Compensation breakdown:
- Unauthorised deduction of wages (suspension period): £553.60 gross
- Notice pay (4 weeks): £1,384 gross
- Holiday pay (6 days): £415.20 gross
- Compensatory award for loss of earnings (24 weeks at net rate): £7,505.76 net
- Total: £9,858.56 (no basic award due to less than 1 year's service)
Lessons & takeaways
- Whistleblowing protection applies from day one of employment, so even short-service employees can bring automatic unfair dismissal claims if dismissed for making a protected disclosure.
- Suspending an employee without pay before a disciplinary hearing can amount to an unlawful deduction of wages unless the contract allows it.
- Employers must carry out a reasonable investigation before dismissing for gross misconduct, especially when the alleged misconduct relates to a protected disclosure.
- Employees who make protected disclosures about health and safety or legal compliance issues are protected from dismissal, regardless of their length of service.
- If you are dismissed for whistleblowing, you can claim compensation for loss of earnings, notice pay, and holiday pay even if you have less than two years' service.
A short service, a big risk
This case shows that whistleblowing protection is one of the strongest rights an employee has — and it applies from day one.

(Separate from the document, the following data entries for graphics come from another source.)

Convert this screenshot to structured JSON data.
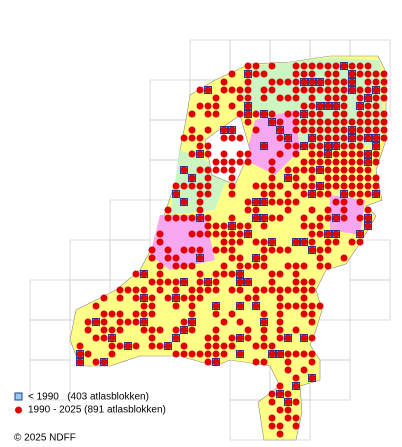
{
  "legend": {
    "items": [
      {
        "label": "< 1990   (403 atlasblokken)"
      },
      {
        "label": "1990 - 2025 (891 atlasblokken)"
      }
    ]
  },
  "footer": {
    "copyright": "© 2025 NDFF"
  }
}
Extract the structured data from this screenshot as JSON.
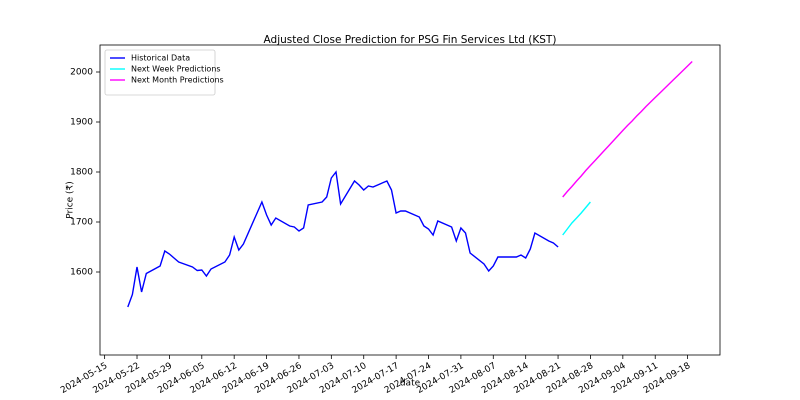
{
  "chart_data": {
    "type": "line",
    "title": "Adjusted Close Prediction for PSG Fin Services Ltd (KST)",
    "xlabel": "date",
    "ylabel": "Price (₹)",
    "xlim": [
      "2024-05-14",
      "2024-09-25"
    ],
    "xticks": [
      "2024-05-15",
      "2024-05-22",
      "2024-05-29",
      "2024-06-05",
      "2024-06-12",
      "2024-06-19",
      "2024-06-26",
      "2024-07-03",
      "2024-07-10",
      "2024-07-17",
      "2024-07-24",
      "2024-07-31",
      "2024-08-07",
      "2024-08-14",
      "2024-08-21",
      "2024-08-28",
      "2024-09-04",
      "2024-09-11",
      "2024-09-18"
    ],
    "ylim": [
      1434,
      2054
    ],
    "yticks": [
      1600,
      1700,
      1800,
      1900,
      2000
    ],
    "legend": "upper left",
    "series": [
      {
        "name": "Historical Data",
        "color": "#0000ff",
        "x": [
          "2024-05-20",
          "2024-05-21",
          "2024-05-22",
          "2024-05-23",
          "2024-05-24",
          "2024-05-27",
          "2024-05-28",
          "2024-05-29",
          "2024-05-30",
          "2024-05-31",
          "2024-06-03",
          "2024-06-04",
          "2024-06-05",
          "2024-06-06",
          "2024-06-07",
          "2024-06-10",
          "2024-06-11",
          "2024-06-12",
          "2024-06-13",
          "2024-06-14",
          "2024-06-18",
          "2024-06-19",
          "2024-06-20",
          "2024-06-21",
          "2024-06-24",
          "2024-06-25",
          "2024-06-26",
          "2024-06-27",
          "2024-06-28",
          "2024-07-01",
          "2024-07-02",
          "2024-07-03",
          "2024-07-04",
          "2024-07-05",
          "2024-07-08",
          "2024-07-09",
          "2024-07-10",
          "2024-07-11",
          "2024-07-12",
          "2024-07-15",
          "2024-07-16",
          "2024-07-17",
          "2024-07-18",
          "2024-07-19",
          "2024-07-22",
          "2024-07-23",
          "2024-07-24",
          "2024-07-25",
          "2024-07-26",
          "2024-07-29",
          "2024-07-30",
          "2024-07-31",
          "2024-08-01",
          "2024-08-02",
          "2024-08-05",
          "2024-08-06",
          "2024-08-07",
          "2024-08-08",
          "2024-08-09",
          "2024-08-12",
          "2024-08-13",
          "2024-08-14",
          "2024-08-15",
          "2024-08-16",
          "2024-08-19",
          "2024-08-20",
          "2024-08-21"
        ],
        "values": [
          1530,
          1555,
          1610,
          1560,
          1597,
          1612,
          1642,
          1636,
          1628,
          1620,
          1610,
          1603,
          1604,
          1592,
          1606,
          1620,
          1634,
          1670,
          1644,
          1656,
          1740,
          1714,
          1694,
          1708,
          1692,
          1690,
          1682,
          1688,
          1734,
          1740,
          1750,
          1788,
          1800,
          1736,
          1782,
          1774,
          1764,
          1772,
          1770,
          1782,
          1764,
          1718,
          1722,
          1722,
          1710,
          1692,
          1686,
          1674,
          1702,
          1690,
          1662,
          1688,
          1678,
          1638,
          1616,
          1602,
          1612,
          1630,
          1630,
          1630,
          1634,
          1628,
          1646,
          1678,
          1662,
          1658,
          1650
        ]
      },
      {
        "name": "Next Week Predictions",
        "color": "#00ffff",
        "x": [
          "2024-08-22",
          "2024-08-23",
          "2024-08-24",
          "2024-08-25",
          "2024-08-26",
          "2024-08-27",
          "2024-08-28"
        ],
        "values": [
          1674,
          1686,
          1698,
          1708,
          1718,
          1729,
          1740
        ]
      },
      {
        "name": "Next Month Predictions",
        "color": "#ff00ff",
        "x": [
          "2024-08-22",
          "2024-08-23",
          "2024-08-24",
          "2024-08-25",
          "2024-08-26",
          "2024-08-27",
          "2024-08-28",
          "2024-08-29",
          "2024-08-30",
          "2024-08-31",
          "2024-09-01",
          "2024-09-02",
          "2024-09-03",
          "2024-09-04",
          "2024-09-05",
          "2024-09-06",
          "2024-09-07",
          "2024-09-08",
          "2024-09-09",
          "2024-09-10",
          "2024-09-11",
          "2024-09-12",
          "2024-09-13",
          "2024-09-14",
          "2024-09-15",
          "2024-09-16",
          "2024-09-17",
          "2024-09-18",
          "2024-09-19"
        ],
        "values": [
          1750,
          1761,
          1771,
          1782,
          1792,
          1803,
          1813,
          1823,
          1833,
          1843,
          1853,
          1863,
          1873,
          1883,
          1893,
          1902,
          1912,
          1921,
          1931,
          1940,
          1949,
          1958,
          1967,
          1976,
          1985,
          1994,
          2003,
          2012,
          2021
        ]
      }
    ]
  }
}
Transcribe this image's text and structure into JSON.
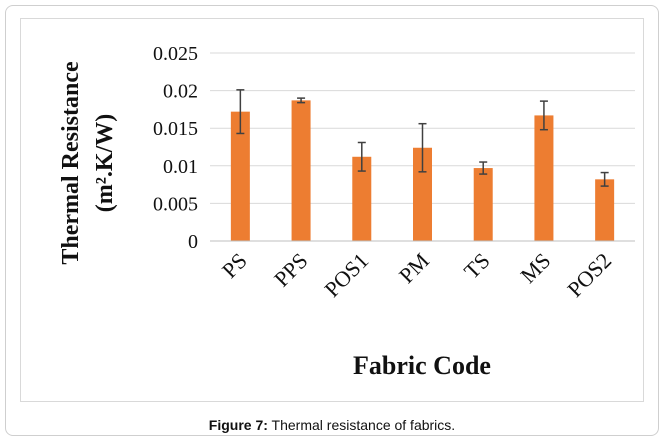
{
  "caption": {
    "label": "Figure 7:",
    "text": " Thermal resistance of fabrics."
  },
  "chart_data": {
    "type": "bar",
    "title": "",
    "xlabel": "Fabric Code",
    "ylabel": "Thermal Resistance (m².K/W)",
    "ylabel_lines": [
      "Thermal Resistance",
      "(m².K/W)"
    ],
    "categories": [
      "PS",
      "PPS",
      "POS1",
      "PM",
      "TS",
      "MS",
      "POS2"
    ],
    "series": [
      {
        "values": [
          0.0172,
          0.0187,
          0.0112,
          0.0124,
          0.0097,
          0.0167,
          0.0082
        ],
        "errors": [
          0.0029,
          0.0003,
          0.0019,
          0.0032,
          0.0008,
          0.0019,
          0.0009
        ]
      }
    ],
    "ylim": [
      0,
      0.025
    ],
    "yticks": [
      0,
      0.005,
      0.01,
      0.015,
      0.02,
      0.025
    ],
    "ytick_labels": [
      "0",
      "0.005",
      "0.01",
      "0.015",
      "0.02",
      "0.025"
    ],
    "grid": true,
    "legend": "none",
    "bar_color": "#ED7D31",
    "grid_color": "#d9d9d9",
    "error_bar_color": "#404040"
  }
}
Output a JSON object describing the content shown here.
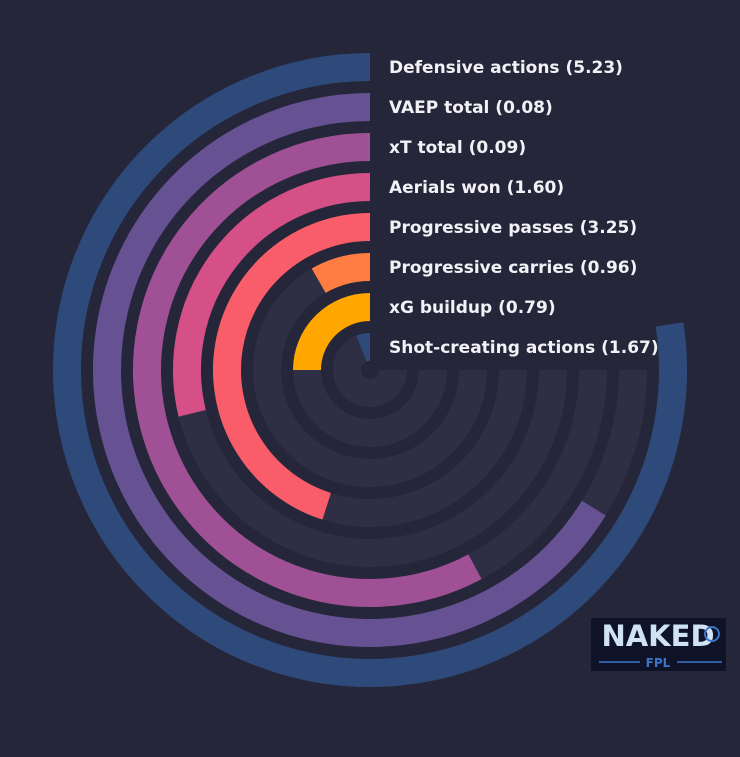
{
  "chart_data": {
    "type": "radial-bar",
    "ring_track_color": "#2e2f45",
    "background_color": "#252639",
    "series": [
      {
        "label": "Defensive actions (5.23)",
        "fraction": 0.774,
        "color": "#2e4a7a"
      },
      {
        "label": "VAEP total (0.08)",
        "fraction": 0.662,
        "color": "#665193"
      },
      {
        "label": "xT total (0.09)",
        "fraction": 0.578,
        "color": "#a05195"
      },
      {
        "label": "Aerials won (1.60)",
        "fraction": 0.288,
        "color": "#d45087"
      },
      {
        "label": "Progressive passes (3.25)",
        "fraction": 0.451,
        "color": "#f95d6a"
      },
      {
        "label": "Progressive carries (0.96)",
        "fraction": 0.083,
        "color": "#ff7c43"
      },
      {
        "label": "xG buildup (0.79)",
        "fraction": 0.25,
        "color": "#ffa600"
      },
      {
        "label": "Shot-creating actions (1.67)",
        "fraction": 0.06,
        "color": "#2e4a7a"
      }
    ]
  },
  "logo": {
    "text_main": "NAKED",
    "text_sub": "FPL",
    "bg_color": "#0f1328",
    "text_color": "#cfe3f5",
    "accent_color": "#3b74c9"
  }
}
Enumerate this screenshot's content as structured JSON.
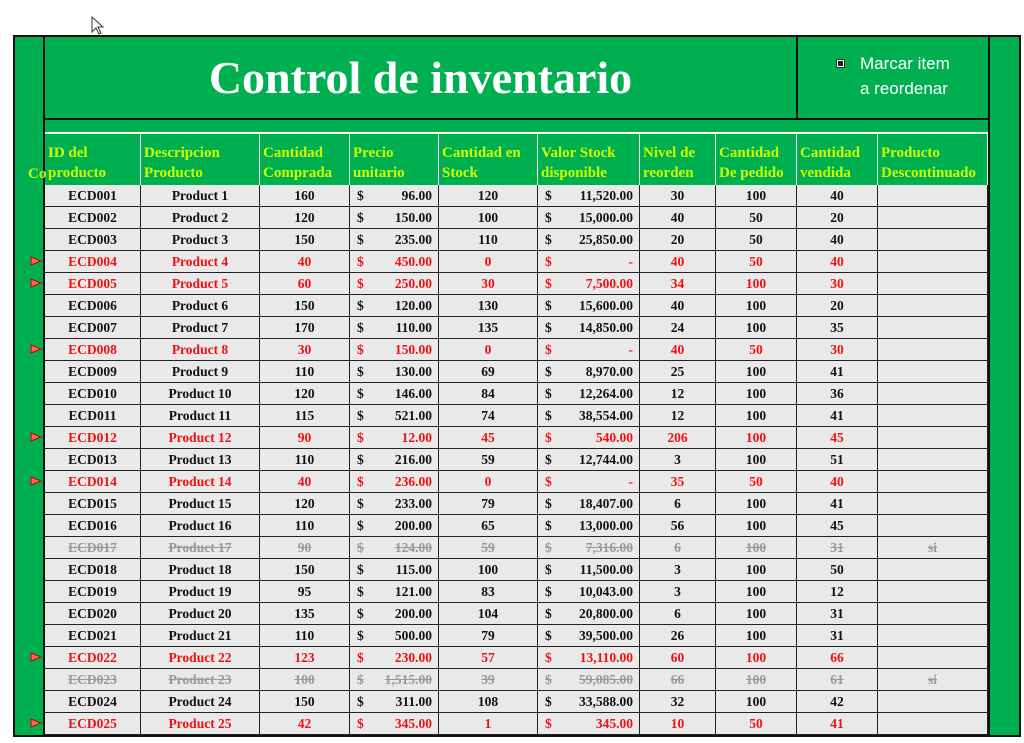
{
  "header": {
    "title": "Control de inventario",
    "checkbox_label": "Marcar item\na reordenar",
    "hidden_column_header": "Co"
  },
  "table": {
    "currency_symbol": "$",
    "columns": [
      "ID del\nproducto",
      "Descripcion\nProducto",
      "Cantidad\nComprada",
      "Precio\nunitario",
      "Cantidad en\nStock",
      "Valor Stock\ndisponible",
      "Nivel de\nreorden",
      "Cantidad\nDe pedido",
      "Cantidad\nvendida",
      "Producto\nDescontinuado"
    ],
    "rows": [
      {
        "status": "normal",
        "cells": [
          "ECD001",
          "Product 1",
          "160",
          "96.00",
          "120",
          "11,520.00",
          "30",
          "100",
          "40"
        ]
      },
      {
        "status": "normal",
        "cells": [
          "ECD002",
          "Product 2",
          "120",
          "150.00",
          "100",
          "15,000.00",
          "40",
          "50",
          "20"
        ]
      },
      {
        "status": "normal",
        "cells": [
          "ECD003",
          "Product 3",
          "150",
          "235.00",
          "110",
          "25,850.00",
          "20",
          "50",
          "40"
        ]
      },
      {
        "status": "reorder",
        "cells": [
          "ECD004",
          "Product 4",
          "40",
          "450.00",
          "0",
          "-",
          "40",
          "50",
          "40"
        ]
      },
      {
        "status": "reorder",
        "cells": [
          "ECD005",
          "Product 5",
          "60",
          "250.00",
          "30",
          "7,500.00",
          "34",
          "100",
          "30"
        ]
      },
      {
        "status": "normal",
        "cells": [
          "ECD006",
          "Product 6",
          "150",
          "120.00",
          "130",
          "15,600.00",
          "40",
          "100",
          "20"
        ]
      },
      {
        "status": "normal",
        "cells": [
          "ECD007",
          "Product 7",
          "170",
          "110.00",
          "135",
          "14,850.00",
          "24",
          "100",
          "35"
        ]
      },
      {
        "status": "reorder",
        "cells": [
          "ECD008",
          "Product 8",
          "30",
          "150.00",
          "0",
          "-",
          "40",
          "50",
          "30"
        ]
      },
      {
        "status": "normal",
        "cells": [
          "ECD009",
          "Product 9",
          "110",
          "130.00",
          "69",
          "8,970.00",
          "25",
          "100",
          "41"
        ]
      },
      {
        "status": "normal",
        "cells": [
          "ECD010",
          "Product 10",
          "120",
          "146.00",
          "84",
          "12,264.00",
          "12",
          "100",
          "36"
        ]
      },
      {
        "status": "normal",
        "cells": [
          "ECD011",
          "Product 11",
          "115",
          "521.00",
          "74",
          "38,554.00",
          "12",
          "100",
          "41"
        ]
      },
      {
        "status": "reorder",
        "cells": [
          "ECD012",
          "Product 12",
          "90",
          "12.00",
          "45",
          "540.00",
          "206",
          "100",
          "45"
        ]
      },
      {
        "status": "normal",
        "cells": [
          "ECD013",
          "Product 13",
          "110",
          "216.00",
          "59",
          "12,744.00",
          "3",
          "100",
          "51"
        ]
      },
      {
        "status": "reorder",
        "cells": [
          "ECD014",
          "Product 14",
          "40",
          "236.00",
          "0",
          "-",
          "35",
          "50",
          "40"
        ]
      },
      {
        "status": "normal",
        "cells": [
          "ECD015",
          "Product 15",
          "120",
          "233.00",
          "79",
          "18,407.00",
          "6",
          "100",
          "41"
        ]
      },
      {
        "status": "normal",
        "cells": [
          "ECD016",
          "Product 16",
          "110",
          "200.00",
          "65",
          "13,000.00",
          "56",
          "100",
          "45"
        ]
      },
      {
        "status": "discontinued",
        "cells": [
          "ECD017",
          "Product 17",
          "90",
          "124.00",
          "59",
          "7,316.00",
          "6",
          "100",
          "31",
          "si"
        ]
      },
      {
        "status": "normal",
        "cells": [
          "ECD018",
          "Product 18",
          "150",
          "115.00",
          "100",
          "11,500.00",
          "3",
          "100",
          "50"
        ]
      },
      {
        "status": "normal",
        "cells": [
          "ECD019",
          "Product 19",
          "95",
          "121.00",
          "83",
          "10,043.00",
          "3",
          "100",
          "12"
        ]
      },
      {
        "status": "normal",
        "cells": [
          "ECD020",
          "Product 20",
          "135",
          "200.00",
          "104",
          "20,800.00",
          "6",
          "100",
          "31"
        ]
      },
      {
        "status": "normal",
        "cells": [
          "ECD021",
          "Product 21",
          "110",
          "500.00",
          "79",
          "39,500.00",
          "26",
          "100",
          "31"
        ]
      },
      {
        "status": "reorder",
        "cells": [
          "ECD022",
          "Product 22",
          "123",
          "230.00",
          "57",
          "13,110.00",
          "60",
          "100",
          "66"
        ]
      },
      {
        "status": "discontinued",
        "cells": [
          "ECD023",
          "Product 23",
          "100",
          "1,515.00",
          "39",
          "59,085.00",
          "66",
          "100",
          "61",
          "si"
        ]
      },
      {
        "status": "normal",
        "cells": [
          "ECD024",
          "Product 24",
          "150",
          "311.00",
          "108",
          "33,588.00",
          "32",
          "100",
          "42"
        ]
      },
      {
        "status": "reorder",
        "cells": [
          "ECD025",
          "Product 25",
          "42",
          "345.00",
          "1",
          "345.00",
          "10",
          "50",
          "41"
        ]
      }
    ]
  }
}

The sign erector had worked for First Signs Ltd for just over seven months when he told his employer that company vehicles were not roadworthy. That disclosure, made in the public interest for the safety of other road users, triggered a chain of events that led to his dismissal.
Instead of investigating the road safety concerns, the company suspended the sign erector without pay and then dismissed him for gross misconduct. The tribunal found that the employer did not have a reasonable belief in the misconduct because it had not carried out a reasonable investigation. The real reason for the dismissal was the protected disclosure, making it automatically unfair.
What the employer could have done differently
First Signs Ltd could have avoided liability by taking the disclosure seriously and investigating it properly. Even if the company believed the sign erector had committed misconduct, it should have carried out a fair process — including giving him a chance to respond and considering whether suspension without pay was appropriate. The failure to pay wages during suspension, notice pay, and holiday pay added to the compensation bill.
Why this matters for similar claims
This case is a reminder that whistleblowing claims do not require two years' service. Any employee who makes a protected disclosure about a legal obligation — such as roadworthiness, health and safety, or environmental issues — is protected from dismissal. The compensation here included a substantial award for loss of earnings, even though the sign erector had found a new job as a caretaker. The tribunal allowed for a delay in starting the new job due to safety checks, ensuring the claimant was not left out of pocket.